Wakefield Council confirmed Kear is now disqualified from his post as a councillor for the Airedale and Ferry Fryston ward in Castleford.

Gillian Marshall, Wakefield Council’s chief legal officer, said: “Following his conviction, Alex Kear has been automatically disqualified from his post as a councillor. This post is now vacant and there will be a by-election at some point in the future.”

The NSPCC responded to the sentencing in a statement.
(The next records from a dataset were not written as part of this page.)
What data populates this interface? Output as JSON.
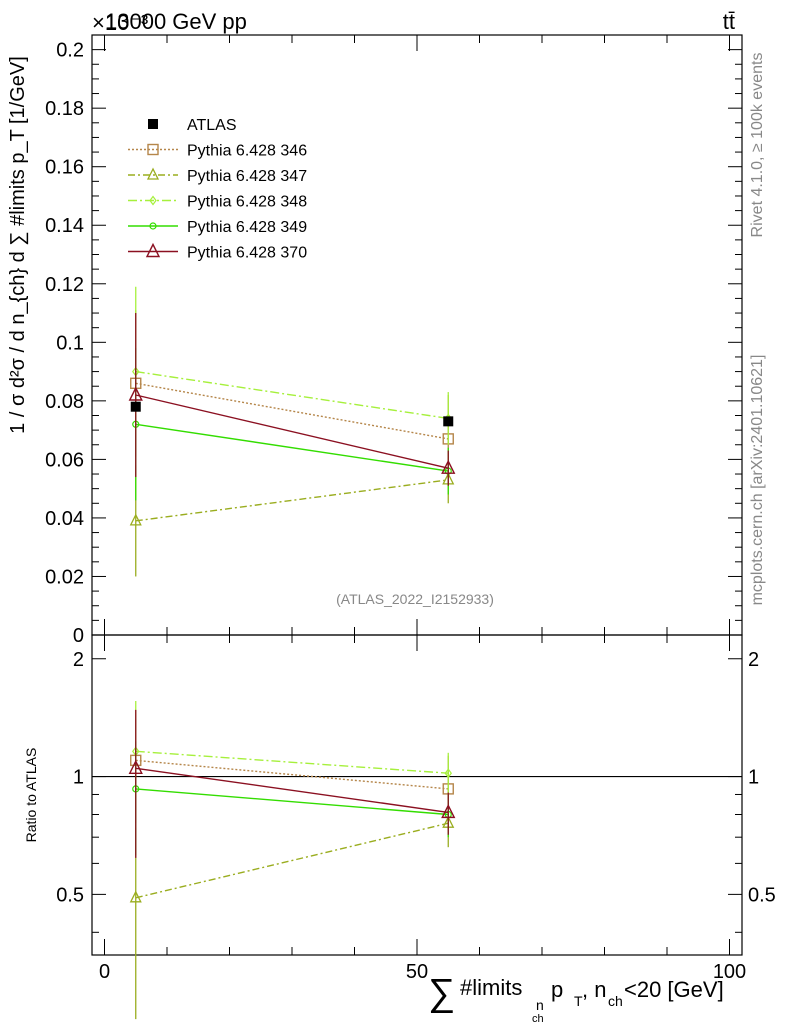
{
  "chart_data": {
    "type": "line",
    "header": {
      "energy": "13000 GeV pp",
      "process": "tt̄",
      "exponent": "×10⁻³"
    },
    "side_label_top": "Rivet 4.1.0, ≥ 100k events",
    "side_label_bottom": "mcplots.cern.ch [arXiv:2401.10621]",
    "analysis": "(ATLAS_2022_I2152933)",
    "xlabel": {
      "sum": "∑",
      "main": "#limits",
      "sub": "n",
      "subsub": "ch",
      "rest": " p",
      "rest_sub": "T",
      "tail": ", n",
      "tail_sub": "ch",
      "end": " <20 [GeV]"
    },
    "ylabel": "1 / σ d²σ / d n_{ch} d ∑ #limits  p_T  [1/GeV]",
    "ylabel_ratio": "Ratio to ATLAS",
    "xlim": [
      -2,
      102
    ],
    "ylim": [
      0,
      0.205
    ],
    "ratio_ylim": [
      0.35,
      2.3
    ],
    "x_ticks": [
      "0",
      "50",
      "100"
    ],
    "x_tick_values": [
      0,
      50,
      100
    ],
    "y_ticks": [
      "0",
      "0.02",
      "0.04",
      "0.06",
      "0.08",
      "0.1",
      "0.12",
      "0.14",
      "0.16",
      "0.18",
      "0.2"
    ],
    "y_tick_values": [
      0,
      0.02,
      0.04,
      0.06,
      0.08,
      0.1,
      0.12,
      0.14,
      0.16,
      0.18,
      0.2
    ],
    "ratio_ticks": [
      "0.5",
      "1",
      "2"
    ],
    "ratio_tick_values": [
      0.5,
      1,
      2
    ],
    "x": [
      5,
      55
    ],
    "data": {
      "name": "ATLAS",
      "values": [
        0.078,
        0.073
      ],
      "color": "#000000"
    },
    "series": [
      {
        "name": "Pythia 6.428 346",
        "values": [
          0.086,
          0.067
        ],
        "err": [
          0.025,
          0.015
        ],
        "ratio": [
          1.1,
          0.93
        ],
        "ratio_err": [
          0.3,
          0.2
        ],
        "color": "#b5864a",
        "dash": "2,2",
        "marker": "square"
      },
      {
        "name": "Pythia 6.428 347",
        "values": [
          0.039,
          0.053
        ],
        "err": [
          0.019,
          0.008
        ],
        "ratio": [
          0.49,
          0.76
        ],
        "ratio_err": [
          0.25,
          0.1
        ],
        "color": "#9aad1f",
        "dash": "7,3,2,3",
        "marker": "triangle"
      },
      {
        "name": "Pythia 6.428 348",
        "values": [
          0.09,
          0.074
        ],
        "err": [
          0.029,
          0.009
        ],
        "ratio": [
          1.16,
          1.02
        ],
        "ratio_err": [
          0.4,
          0.13
        ],
        "color": "#a6f03c",
        "dash": "9,3,2,3",
        "marker": "diamond"
      },
      {
        "name": "Pythia 6.428 349",
        "values": [
          0.072,
          0.056
        ],
        "err": [
          0.026,
          0.008
        ],
        "ratio": [
          0.93,
          0.8
        ],
        "ratio_err": [
          0.3,
          0.1
        ],
        "color": "#33dd00",
        "dash": "",
        "marker": "circle"
      },
      {
        "name": "Pythia 6.428 370",
        "values": [
          0.082,
          0.057
        ],
        "err": [
          0.028,
          0.006
        ],
        "ratio": [
          1.05,
          0.81
        ],
        "ratio_err": [
          0.43,
          0.1
        ],
        "color": "#8b1021",
        "dash": "",
        "marker": "triangle-big"
      }
    ]
  }
}
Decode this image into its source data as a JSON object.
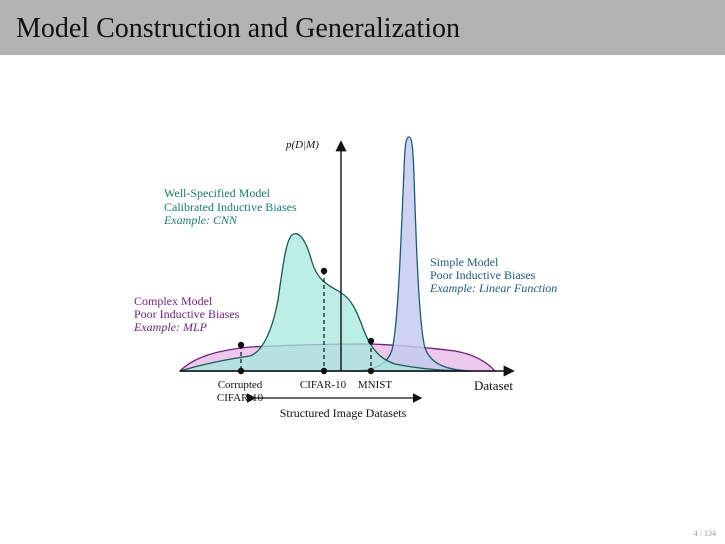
{
  "slide": {
    "title": "Model Construction and Generalization",
    "page_current": "4",
    "page_total": "134"
  },
  "colors": {
    "title_bar": "#b3b3b3",
    "well_specified": "#1b7a6b",
    "well_specified_fill": "#a6e8dc",
    "simple": "#1d5a7a",
    "simple_fill": "#c6cbee",
    "complex": "#6e1f7e",
    "complex_fill": "#e6b6e6"
  },
  "diagram": {
    "y_axis_label": "p(D|M)",
    "x_axis_label": "Dataset",
    "well_specified": {
      "line1": "Well-Specified Model",
      "line2": "Calibrated Inductive Biases",
      "line3": "Example: CNN"
    },
    "simple": {
      "line1": "Simple Model",
      "line2": "Poor Inductive Biases",
      "line3": "Example: Linear Function"
    },
    "complex": {
      "line1": "Complex Model",
      "line2": "Poor Inductive Biases",
      "line3": "Example: MLP"
    },
    "ticks": {
      "corrupted_line1": "Corrupted",
      "corrupted_line2": "CIFAR-10",
      "cifar10": "CIFAR-10",
      "mnist": "MNIST"
    },
    "range_label": "Structured Image Datasets"
  }
}
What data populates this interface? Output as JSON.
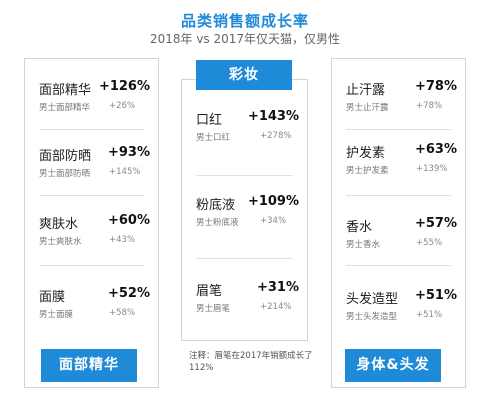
{
  "title": "品类销售额成长率",
  "subtitle": "2018年 vs 2017年仅天猫，仅男性",
  "left": {
    "label": "面部精华",
    "items": [
      {
        "name": "面部精华",
        "pct": "+126%",
        "sub": "男士面部精华",
        "subpct": "+26%"
      },
      {
        "name": "面部防晒",
        "pct": "+93%",
        "sub": "男士面部防晒",
        "subpct": "+145%"
      },
      {
        "name": "爽肤水",
        "pct": "+60%",
        "sub": "男士爽肤水",
        "subpct": "+43%"
      },
      {
        "name": "面膜",
        "pct": "+52%",
        "sub": "男士面膜",
        "subpct": "+58%"
      }
    ]
  },
  "middle": {
    "label": "彩妆",
    "items": [
      {
        "name": "口红",
        "pct": "+143%",
        "sub": "男士口红",
        "subpct": "+278%"
      },
      {
        "name": "粉底液",
        "pct": "+109%",
        "sub": "男士粉底液",
        "subpct": "+34%"
      },
      {
        "name": "眉笔",
        "pct": "+31%",
        "sub": "男士眉笔",
        "subpct": "+214%"
      }
    ],
    "note": "注释：眉笔在2017年销额成长了112%"
  },
  "right": {
    "label": "身体&头发",
    "items": [
      {
        "name": "止汗露",
        "pct": "+78%",
        "sub": "男士止汗露",
        "subpct": "+78%"
      },
      {
        "name": "护发素",
        "pct": "+63%",
        "sub": "男士护发素",
        "subpct": "+139%"
      },
      {
        "name": "香水",
        "pct": "+57%",
        "sub": "男士香水",
        "subpct": "+55%"
      },
      {
        "name": "头发造型",
        "pct": "+51%",
        "sub": "男士头发造型",
        "subpct": "+51%"
      }
    ]
  }
}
It read: "Kear’s sickening determination to abuse a three-year-old shows he is clearly a serious danger to children.

“While Kear has been jailed and his former position of authority and respect lies in tatters, his experience is incomparable to sexual abuse, which can ruin childhoods and leave survivors with mental and emotional scars which could last a lifetime.

“His actions also highlight how sexual predators can use the internet for their own horrific means, and just how important it is that the Government and major tech companies do more to ensure strong regulation and legislation cracks down on this kind of activity, to protect children from paedophiles like Kear, and ensure they face the justice they deserve.”

Yvette Cooper, MP for Normanton, Pontefract and Castleford, called for an urgent review of the law following Kear's conviction.

She said: "This was a truly awful crime and it is terrible to think of the impact on children from cases like this.

"The sentence also means that the perpetrator can finally be removed from Wakefield Council.

"But given how serious the offence was, Wakefield Council should have been allowed to suspend him as soon as he was charged and to remove him completely as soon as he pleaded guilty.

"The law on this doesn't work, and I am calling on the Government to change it so that councils can take immediate action in a case like this.

"Children's safety must be the absolute priority."